Surprising soundness trouble around `PollFn`

(I haven't been able to find that discussion searching all the usual places, I'm positive I saw it somewhere a couple years ago).

There are many more functions in futures than just poll_fn this affects, every function which takes a closure does not structurally pin that closure since it's pointless. As an example there was this previous discussion thread

Will std similarly change all these to inherit their Unpinness from the closure when uplifted (and promise to pretend it's a FnPinMut and can internally pin its moved enclosure)?

(NOT A CONTRIBUTION)

I have mixed feelings about this.

It was always a known fact that its perfectly valid to declare a struct as unconditionally Unpin, and then you cannot pin project through that type.
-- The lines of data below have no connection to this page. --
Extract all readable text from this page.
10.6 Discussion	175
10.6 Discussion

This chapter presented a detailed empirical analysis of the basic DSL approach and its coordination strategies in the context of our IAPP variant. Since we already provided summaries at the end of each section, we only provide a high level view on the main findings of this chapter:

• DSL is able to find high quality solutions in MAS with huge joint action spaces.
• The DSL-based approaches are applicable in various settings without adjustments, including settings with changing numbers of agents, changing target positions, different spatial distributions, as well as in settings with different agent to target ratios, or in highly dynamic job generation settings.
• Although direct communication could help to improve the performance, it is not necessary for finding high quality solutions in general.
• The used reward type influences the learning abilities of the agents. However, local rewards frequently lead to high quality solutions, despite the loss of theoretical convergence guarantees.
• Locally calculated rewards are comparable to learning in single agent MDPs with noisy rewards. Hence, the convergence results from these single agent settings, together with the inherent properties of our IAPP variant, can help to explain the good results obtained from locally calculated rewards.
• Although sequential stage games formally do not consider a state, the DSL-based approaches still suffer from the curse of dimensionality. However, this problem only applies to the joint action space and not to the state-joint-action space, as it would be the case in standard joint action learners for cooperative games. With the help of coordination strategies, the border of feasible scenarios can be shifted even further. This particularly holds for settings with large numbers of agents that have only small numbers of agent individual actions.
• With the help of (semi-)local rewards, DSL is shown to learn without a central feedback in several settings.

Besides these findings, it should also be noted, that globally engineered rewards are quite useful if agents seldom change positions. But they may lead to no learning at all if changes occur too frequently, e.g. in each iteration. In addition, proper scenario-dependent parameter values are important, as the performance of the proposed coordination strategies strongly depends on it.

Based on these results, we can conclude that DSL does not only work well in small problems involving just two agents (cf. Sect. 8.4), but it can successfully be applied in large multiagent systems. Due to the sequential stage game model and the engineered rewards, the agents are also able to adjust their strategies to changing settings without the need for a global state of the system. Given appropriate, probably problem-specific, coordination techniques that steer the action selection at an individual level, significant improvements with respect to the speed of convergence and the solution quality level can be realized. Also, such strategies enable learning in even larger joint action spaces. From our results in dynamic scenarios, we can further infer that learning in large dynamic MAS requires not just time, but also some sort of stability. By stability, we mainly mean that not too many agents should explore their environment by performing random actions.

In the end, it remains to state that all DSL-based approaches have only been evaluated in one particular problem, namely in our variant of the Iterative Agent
Here you've passed state into a struct you didn't define, which happens to have an unconditional Unpin impl. To me it seems like Pin::new_unchecked is the API that needs clearer documentation here, because you absolutely need to confirm that the closure state has been pinned down if you're going to call Pin::new_unchecked on a variable owned by a closure. This fits with my intuition that its the unsafe APIs that need to clearly document their requirements, rather than the safe APIs documenting that they don't meet the requirements of other unsafe APIs.

That said, I don't know why PollFn has the unconditional Unpin impl and I find it surprising that it does. Was there any discussion of this when it was defined in futures? @cramertj would be the most likely to remember. Is there a pattern that it enables at the expense of being able to call Pin::new_unchecked inside the poll_fn?

EDIT: I guess @Nemo157 provides the answer:

But that's not true is it? Like, yes, they cannot rely on closure state not being moved out (because the closure has unpinned mutable access to that closure state), but they can provide the guarantee that once they are pinned the state will never be moved again except from within the closure, thereby enabling the pattern that @RalfJung posted in the first post. If its really just that it seemed pointless, this strikes me as a grave error.

I guess we have some data for now why this might be a bad idea...

Which std APIs does this affect? The topic you referenced seems to be about stream combinators which are not in std (right)?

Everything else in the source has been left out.